Cyber threats will never be eliminated, but cyber risks can be mitigated, according to Roger Cressey, NBC News’ counter-terrorism analyst and former presidential advisor to both the Clinton and Bush administrations.

Cressey addressed an audience of approximately 200 as IWCE 2015’s opening keynote speaker. He advised the varied group of industry professionals and public-safety leaders to get ahead of the cybersecurity curve and to start thinking about cyber threats proactively, rather than reactively.

The so-called Internet of Everything--the next generation of interconnectivity between traditionally non-computerized devices--presents myriad problems. Technology is moving faster than the security industry can keep up, which means cyber criminals always have the upper hand, Cressey said.

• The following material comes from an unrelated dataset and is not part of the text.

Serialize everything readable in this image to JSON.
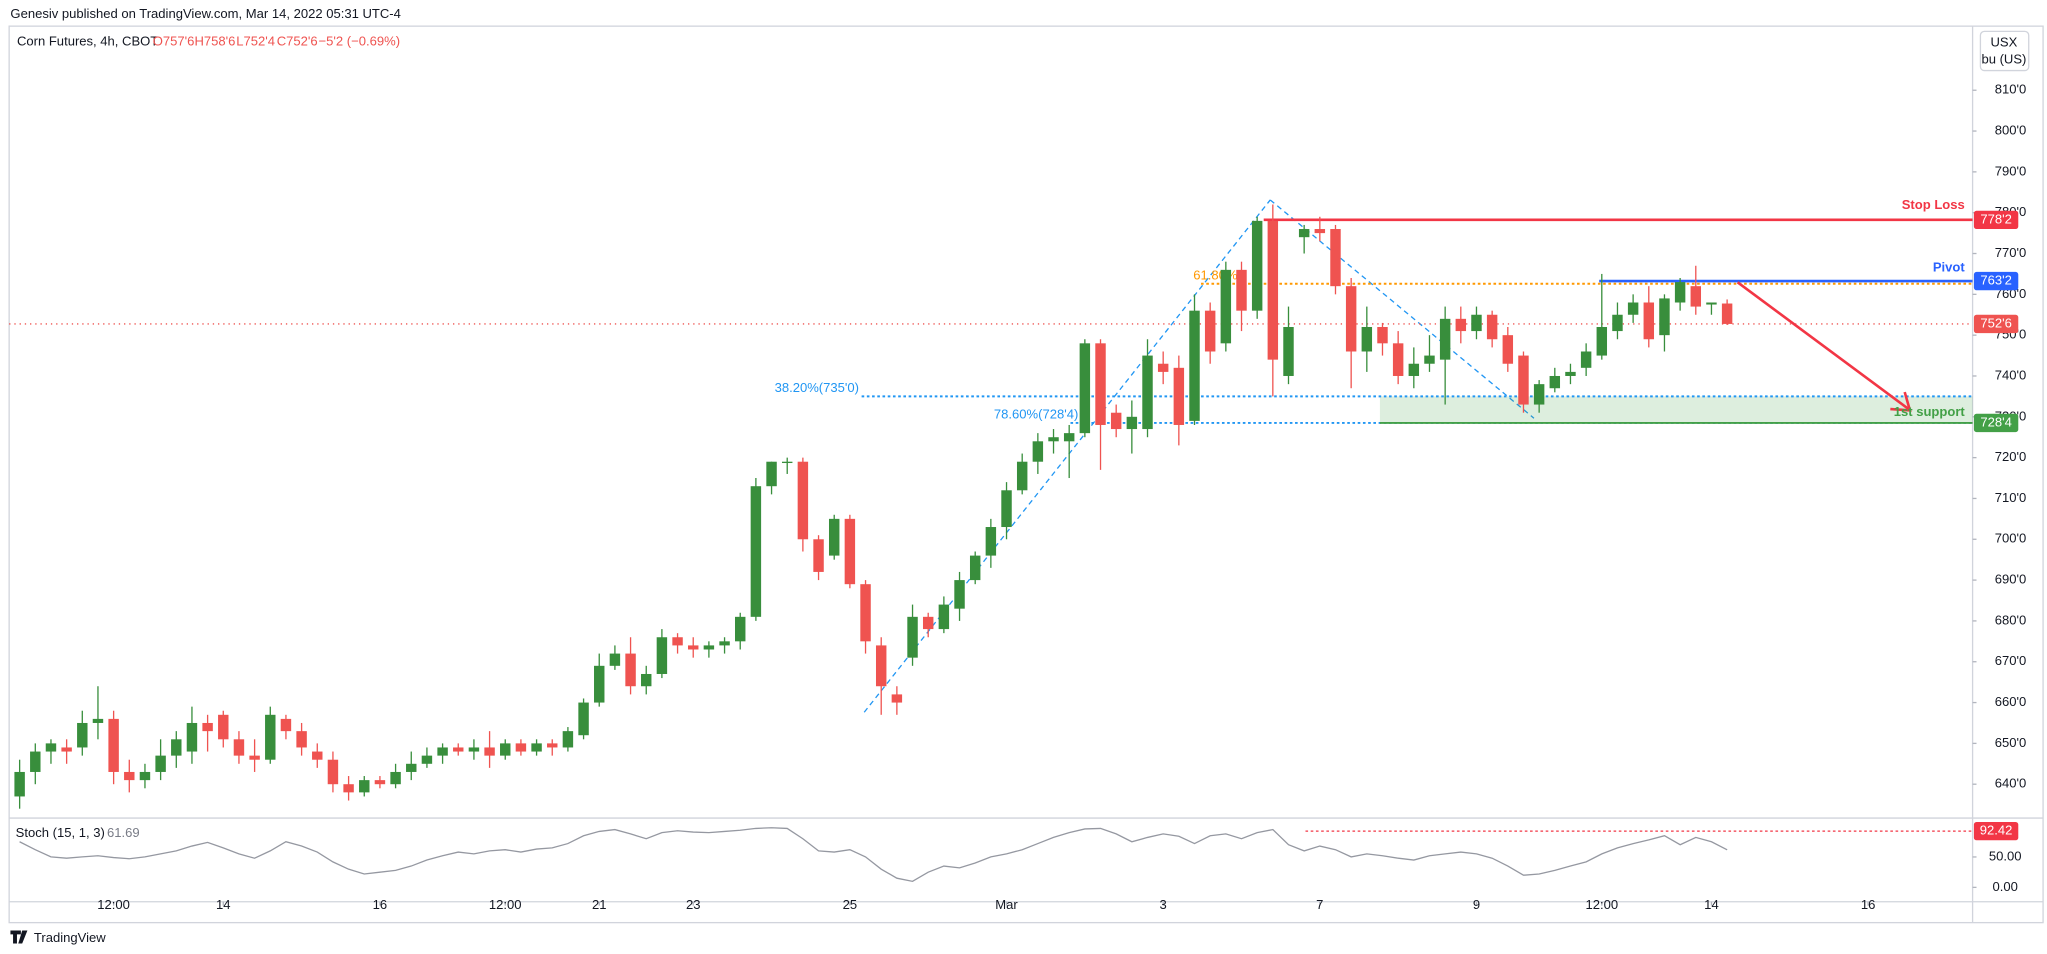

“How do we understand how all these connected devices operate in that Internet of Everything environment?” asked Cressey. “This is an enormous security issue.”

Interconnectivity means interdependencies, and interdependencies often mean weak links in the cyber-security chain, Cressey said. For example, a corporate firm could an extremely tight, sophisticated network, but it gives the office’s HVAC managers access to control thermostats remotely. If the HVAC company’s network doesn’t have the same stringent security requirements as the corporation, it becomes a liability.

This is exactly how the high-profile Target breach occurred, Cressey reminded the audience. Target reacted swiftly, and rectified the issue.

But in the case of Target, and of numerous high profile security breaches around the globe, it was the failure itself that prompted the action--a pattern that Cressey says is backward.

“If you are throwing [resources] at the problem after the fact, you are failing,” he said.

So what is the solution? “The first thing you have to do is admit you have a problem,” Cressey said.

Every organization needs to assume it will be attacked at some point.

“The most sophisticated networks, in government and out of government, are going to be compromised,” says Cressey. “That’s a reality.”

The right approach is to develop a plan before the attack happens to mitigate its inevitable impact. This shift in thinking about cybersecurity that public-sector and private-sector leaders must adopt.

“An investment in cybersecurity is not about preventing the breach,” Cressey said. “It is about adopting a risk approach that allows you to minimize the impact--the data manipulation and the data loss--and resuming business operations as quickly as you can.”